In dottrina (8), quindi, viene escluso in modo pacifico che possano essere ricompresi nella nozione di “casa”, cui fa riferimento la disposizione in commento, le cosiddette seconde case, utilizzate per i periodi di vacanza. E’ discusso, diversamente, quale sia la disciplina applicabile nel caso in cui la famiglia, per contingenti ragioni di lavoro od anche in considerazioni delle sole condizioni economiche, utilizzi, con sistematicità e continuità, più case. Pare prevalente in dottrina (9) l’opinione secondo cui sia in ogni caso necessario individuare, fra le case utilizzate, quella che possa considerarsi adibita a residenza familiare, sulla scorta i criteri di natura oggettiva e soggettiva.

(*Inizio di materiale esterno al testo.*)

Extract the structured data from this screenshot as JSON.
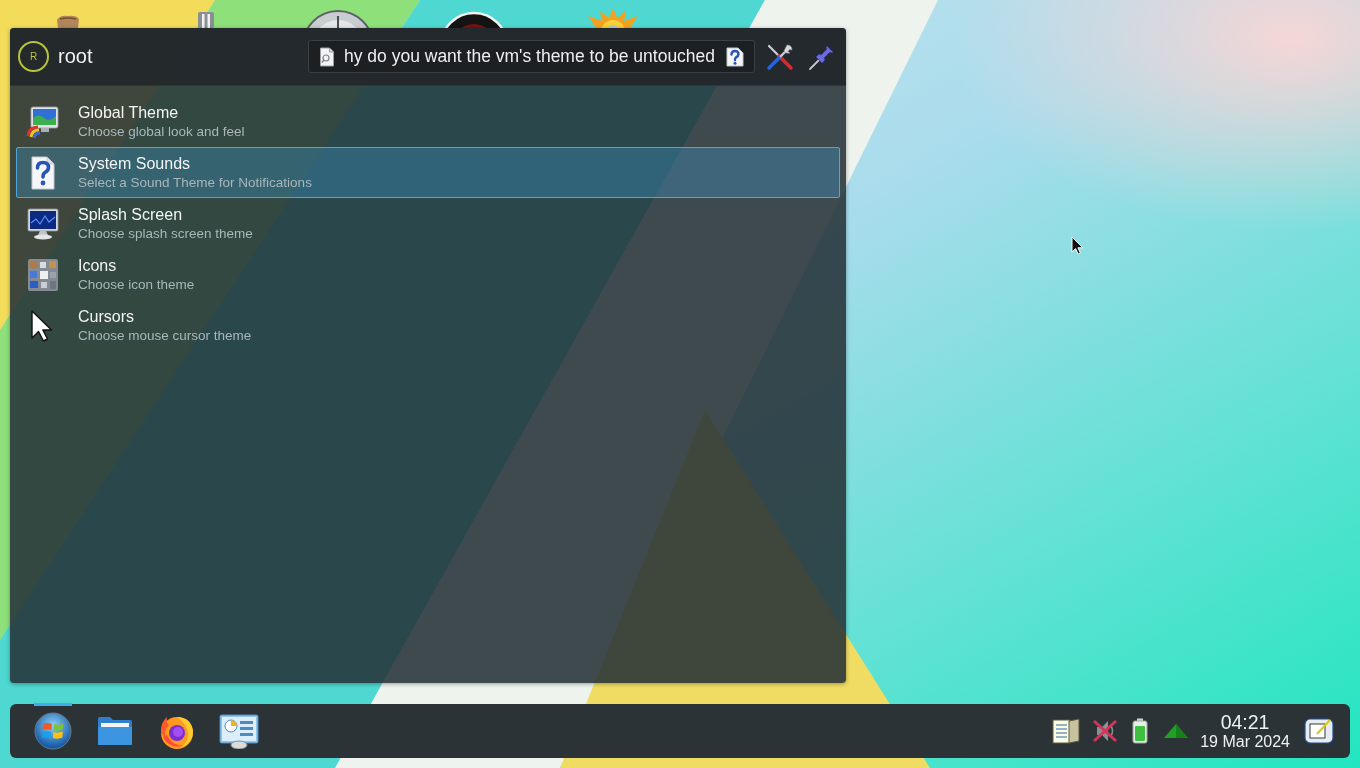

Non manca, tuttavia, chi (10) ritiene, in detto caso, che sia possibile che il diritto di abitazione, previsto dall’art. 540 secondo comma c.c., abbia ad oggetto più immobili. Meno controversa , invece, appare l’individuazione dell’oggetto del diritto d’uso; per espressa previsione normativa, il diritto d’uso cade sui mobili che corredano la casa adibita a residenza familiare. L’espressione “mobili che corredano” deve essere intesa in senso ampio, non riferendosi all’esclusivo mobilio, ma anche ad ogni altro bene mobile interno all’abitazione che ne consenta ed agevoli l’abitabilità e che favorisca il menage della famiglia. Tale diritto non abbraccia i beni mobili che, pur avendo lo scopo di arredare l’abitazione, rappresentino, in realtà, forme di investimento o strumenti per l’attività lavorativa, tenuto altresì conto del tenore di vita della famiglia e della professione svolta dal coniuge.
L’art. 548, 1° comma, c.c., come già specificato in corso di trattazione, stabilisce che il coniuge cui non è stata addebitata la separazione con sentenza passata in giudicato, ai sensi del 2° comma dell’art. 151 c.c., ha gli stessi diritti successori del coniuge non separato. In ordine all’attribuzione dei diritti di abitazione e di uso sono state avanzate due teorie:
a) Teoria negativa. Secondo una parte della dottrina, lo stato di separazione dei coniugi determina, di necessità, la mancanza del fondamentale requisito richiesto dalla legge per il sorgere dei diritti di abitazione e d’uso, ossia l’effettiva esistenza di una casa familiare.
b) Teoria positiva (preferibile). L’opinione preferibile è nel senso che, dovendo essere impedito un forzoso mutamento dell’ambiente di vita, il coniuge superstite è titolare dei diritti in esame, ogni qualvolta abbia continuato a vivere nella casa già adibita a residenza familiare, vuoi in forza di accordo con l’altro coniuge, vuoi perché affidatario della prole (ex art. 155, comma 4°, c.c.) .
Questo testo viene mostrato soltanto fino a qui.